Presenting Author:

Carlos Vanoye, Ph.D.

Principal Investigator:

Alfred George, Jr.

Department:

Pharmacology

Keywords:

KCNQ1, cardiac disease, LQTS, channel variants, high throughput, automated electrophysiology

Location:

Third Floor, Feinberg Pavilion, Northwestern Memorial Hospital

B150 - Basic Science

FUNCTIONAL ANNOTATION OF KCNQ1 VARIANTS BY AUTOMATED ELECTROPHYSIOLOGY

Channelopathies result from ion channel dysfunction caused by mutation in either pore-forming subunits or regulatory proteins. The widespread use of genetic and genomic testing has led to an explosive growth in the number of newly discovered ion channel variants associated with human diseases and in reference populations. For example, in congenital long QT syndrome (LQTS), hundreds of variants have been discovered in KCNQ1 and KCNE1, which encode the pore-forming subunit and accessory protein required to generate the slow delayed cardiac rectifier current (IKs). Functional annotation experiments (e.g., patch-clamp recording) have become the gold standard in assessing the likely pathogenicity of ion channel variants, but the extreme time- and labor-intensity of this approach is insufficient to tackle hundreds, if not thousands, of known variants. To overcome this challenge, we have implemented a work flow that combined high efficiency electroporation to achieve transient co-expression of ion channel subunits in cultured cells with automated planar patch clamp recording performed in a 384-well format. We demonstrated the success of this approach by determining the functional properties of 51 KCNQ1 variants co-expressed with KCNE1 in CHO cells. Channel subunits were expressed from plasmid vectors encoding either EGFP (KCNQ1) or DsRed (KCNE1) enabling quantification of transfection efficiency by flow cytometry. Approximately 2/3 of cells were typically co-transfected with both subunits.
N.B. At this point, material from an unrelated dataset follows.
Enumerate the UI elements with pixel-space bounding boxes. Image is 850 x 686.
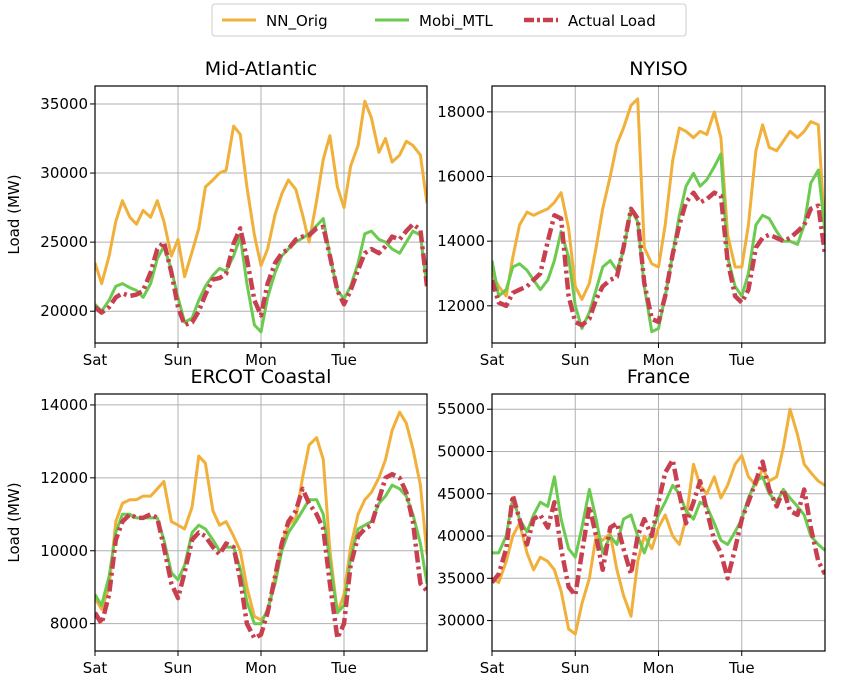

Automated patch-clamp recording was performed before and after application of the specific IKs blocker HMR1556 (20 µM), enabling offline subtraction of non-specific currents. Typically, ~80-90% of wells exhibited cell capture, high seal resistance (>0.5Gohms) and low series resistance. Semi-automated data handling routines allowed for rapid analysis of current density, voltage-dependence of activation and gating kinetics. Our results indicate a successful implementation of a robust workflow that enables rapid functional annotation of human ion channel variants.